This collection contains the complete first season of the epic sci-fi saga, The Beam — all SIX debut-season episodes by breakout indie authors Sean Platt and Johnny B. Truant.
Choose Your Side
In a grim future, choice is all you have
In 2097, the world is as perfect as you want it to be.
Choose Enterprise and the government stays out of your way, leaving you free to sink or swim — no help for the drowning.
Choose Directorate and all are equal, fed, sheltered and entertained by the government, every need provided for, and every man another cog in society’s machine.
Every six years during Shift, citizens decide who they are. Enterprise or Directorate, lives are lived inside the North American Union, walled off from the rest of the world and the Wild East beyond the shell, enhanced by incredible A.I., nanobots that monitor and support daily living, and The Beam: the network connecting every human in the NAU.
New powers are rising as emergent technology blooms from an unknown source, and threatens to shatter peace and throw the nation into chaos.
What does the future mean when our present is stretched and reality blurred?
WHO ARE YOU – Goodreads Synopsis
The Beam Review
There is some excellent writing in this book.
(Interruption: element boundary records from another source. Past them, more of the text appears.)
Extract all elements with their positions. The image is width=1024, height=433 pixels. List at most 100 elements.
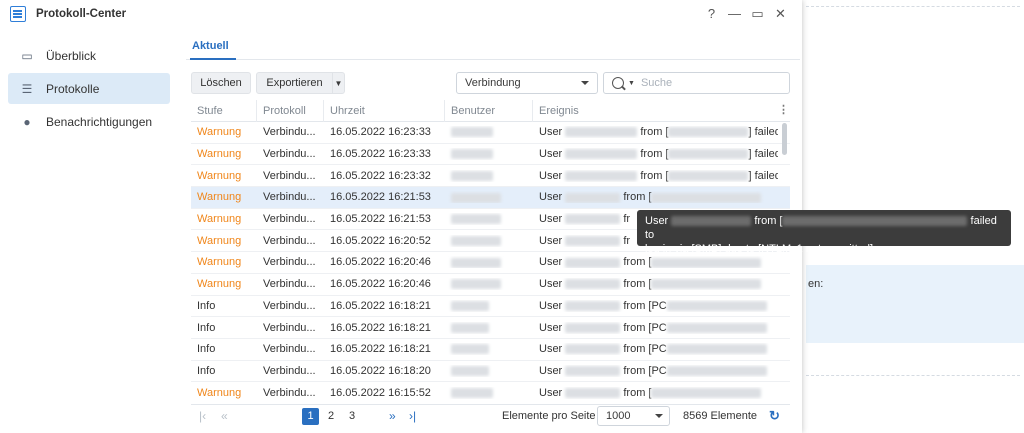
total-items-count: 8569 Elemente [683,410,757,422]
event-text: from [ [623,191,652,204]
event-text: from [ [640,169,669,182]
cell-protocol: Verbindu... [263,191,316,204]
redacted-user [565,257,621,268]
event-tooltip: User from [ failed to log in via [SMB] d… [637,210,1011,255]
help-icon[interactable]: ? [700,6,723,22]
last-page-icon[interactable]: ›| [409,409,416,423]
export-button[interactable]: Exportieren [256,72,333,94]
redacted-user [451,170,493,181]
column-header-event[interactable]: Ereignis [533,100,775,122]
minimize-icon[interactable]: — [723,6,746,22]
redacted-user [565,387,621,398]
cell-protocol: Verbindu... [263,299,316,312]
table-row[interactable]: Info Verbindu... 16.05.2022 16:18:20 User f… [191,361,790,383]
log-type-filter-select[interactable]: Verbindung [456,72,598,94]
next-page-icon[interactable]: » [389,409,396,423]
table-row[interactable]: Info Verbindu... 16.05.2022 16:18:21 User f… [191,339,790,361]
monitor-icon: ▭ [21,48,33,63]
cell-level: Warnung [197,191,242,204]
table-row[interactable]: Warnung Verbindu... 16.05.2022 16:23:33 Use… [191,144,790,166]
sidebar-item-label: Überblick [46,48,97,63]
event-text: from [ [640,148,669,161]
tooltip-text: from [ [754,215,783,227]
table-row[interactable]: Info Verbindu... 16.05.2022 16:18:21 User f… [191,317,790,339]
window-title: Protokoll-Center [36,8,127,20]
cell-event: User from [PC [533,365,778,377]
cell-protocol: Verbindu... [263,278,316,291]
sidebar-item-label: Benachrichtigungen [46,114,153,129]
event-text: User [539,343,563,356]
column-header-level[interactable]: Stufe [191,100,257,122]
redacted-address [651,279,762,290]
export-dropdown-caret-icon[interactable]: ▼ [332,72,345,94]
search-input[interactable]: ▼ Suche [603,72,790,94]
event-text: from [PC [623,299,667,312]
event-text: User [539,299,563,312]
event-text: fr [623,234,631,247]
page-2-button[interactable]: 2 [328,410,334,422]
items-per-page-label: Elemente pro Seite [502,410,596,422]
redacted-address [666,366,767,376]
scrollbar-thumb[interactable] [782,123,787,155]
cell-time: 16.05.2022 16:18:21 [330,321,431,334]
event-text: User [539,148,563,161]
column-header-protocol[interactable]: Protokoll [257,100,324,122]
close-icon[interactable]: ✕ [769,6,792,22]
page-1-button[interactable]: 1 [302,408,319,425]
cell-event: User from [ [533,191,778,203]
cell-protocol: Verbindu... [263,386,316,399]
table-row[interactable]: Warnung Verbindu... 16.05.2022 16:20:46 Use… [191,274,790,296]
redacted-user [565,170,638,181]
redacted-user [671,216,752,227]
cell-protocol: Verbindu... [263,364,316,377]
event-text: User [539,169,563,182]
cell-time: 16.05.2022 16:18:21 [330,299,431,312]
table-row[interactable]: Info Verbindu... 16.05.2022 16:18:21 User f… [191,296,790,318]
tab-bar: Aktuell [186,28,800,60]
redacted-address [651,257,762,268]
background-text: en: [808,278,824,290]
log-center-app-icon [10,6,26,22]
event-text: ] failed t... [748,148,778,161]
table-body: Warnung Verbindu... 16.05.2022 16:23:33 Use… [191,122,790,400]
table-row[interactable]: Warnung Verbindu... 16.05.2022 16:15:52 Use… [191,382,790,400]
redacted-user [451,257,501,268]
event-text: from [PC [623,364,667,377]
event-text: User [539,364,563,377]
items-per-page-select[interactable]: 1000 [597,406,670,426]
cell-protocol: Verbindu... [263,321,316,334]
sidebar-item-overview[interactable]: ▭ Überblick [8,40,170,71]
title-bar[interactable]: Protokoll-Center ? — ▭ ✕ [0,0,802,28]
cell-level: Info [197,321,216,334]
redacted-user [565,192,621,203]
previous-page-icon[interactable]: « [221,409,228,423]
sidebar-item-logs[interactable]: ☰ Protokolle [8,73,170,104]
clear-button[interactable]: Löschen [191,72,251,94]
redacted-address [782,216,968,227]
column-header-time[interactable]: Uhrzeit [324,100,445,122]
sidebar-item-notifications[interactable]: ● Benachrichtigungen [8,106,170,137]
search-options-caret-icon[interactable]: ▼ [628,80,635,87]
refresh-icon[interactable]: ↻ [769,408,780,424]
cell-level: Warnung [197,234,242,247]
toolbar: Löschen Exportieren ▼ Verbindung ▼ Suche [191,72,790,94]
cell-level: Warnung [197,126,242,139]
event-text: fr [623,213,631,226]
cell-user [445,365,533,377]
first-page-icon[interactable]: |‹ [199,409,206,423]
cell-user [445,213,533,225]
redacted-address [666,322,767,333]
maximize-icon[interactable]: ▭ [746,6,769,22]
tab-current[interactable]: Aktuell [192,40,229,52]
table-row[interactable]: Warnung Verbindu... 16.05.2022 16:23:33 Use… [191,122,790,144]
event-text: User [539,321,563,334]
table-row[interactable]: Warnung Verbindu... 16.05.2022 16:21:53 Use… [191,187,790,209]
cell-protocol: Verbindu... [263,234,316,247]
table-row[interactable]: Warnung Verbindu... 16.05.2022 16:23:32 Use… [191,165,790,188]
column-menu-icon[interactable]: ⋮ [778,100,789,122]
page-3-button[interactable]: 3 [349,410,355,422]
column-header-user[interactable]: Benutzer [445,100,533,122]
cell-time: 16.05.2022 16:21:53 [330,213,431,226]
cell-level: Warnung [197,148,242,161]
redacted-user [451,192,501,203]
The authors obviously have a strong grasp on something that a lot of authors I’ve read recently have trouble with. That is, giving the right amount of description and avoiding massive unnecessary info dumps as I was subjected to in Ready Player One (I outright snickered when I hit a point where one of the characters is talking about a client’s ridiculously obsessive interest in the 1980s.)
The characters are interesting, and though not exactly fully-fleshed out, given enough depth that none feel like cardboard cut-outs. Though, to be honest, with some that’s a “just barely”. Mainly the songstress and her slightly The Goblin-esque husband. Kai, I think, is my favorite (probably because I’m always attracted to strong, self-confident women in literature.) Occasionally, early on, I got confused as to who was doing what, as there were several characters to keep track of, but as I read more and got to know them, I didn’t have that problem again. So I’d advise readers to stick it out if they feel like there’s too much happening. It does get easier.
One of the things that I really like about The Beam is how well the relationships are written. Nothing is floating-on-clouds perfect. People do bad things. People do good things. Sometimes bad people do good things, and good people do bad things. Just like it should be.
There are definitely more than a few pop-culture nods, but they are done in such a way that you just smile a bit when you see them, and then move on.
There’s nothing that I can truly criticize (beyond TBDCH (The Big Dang Cliff Hanger)) at the end that’s meant to make us want to read the next season) and I admire the authors’ obvious talent.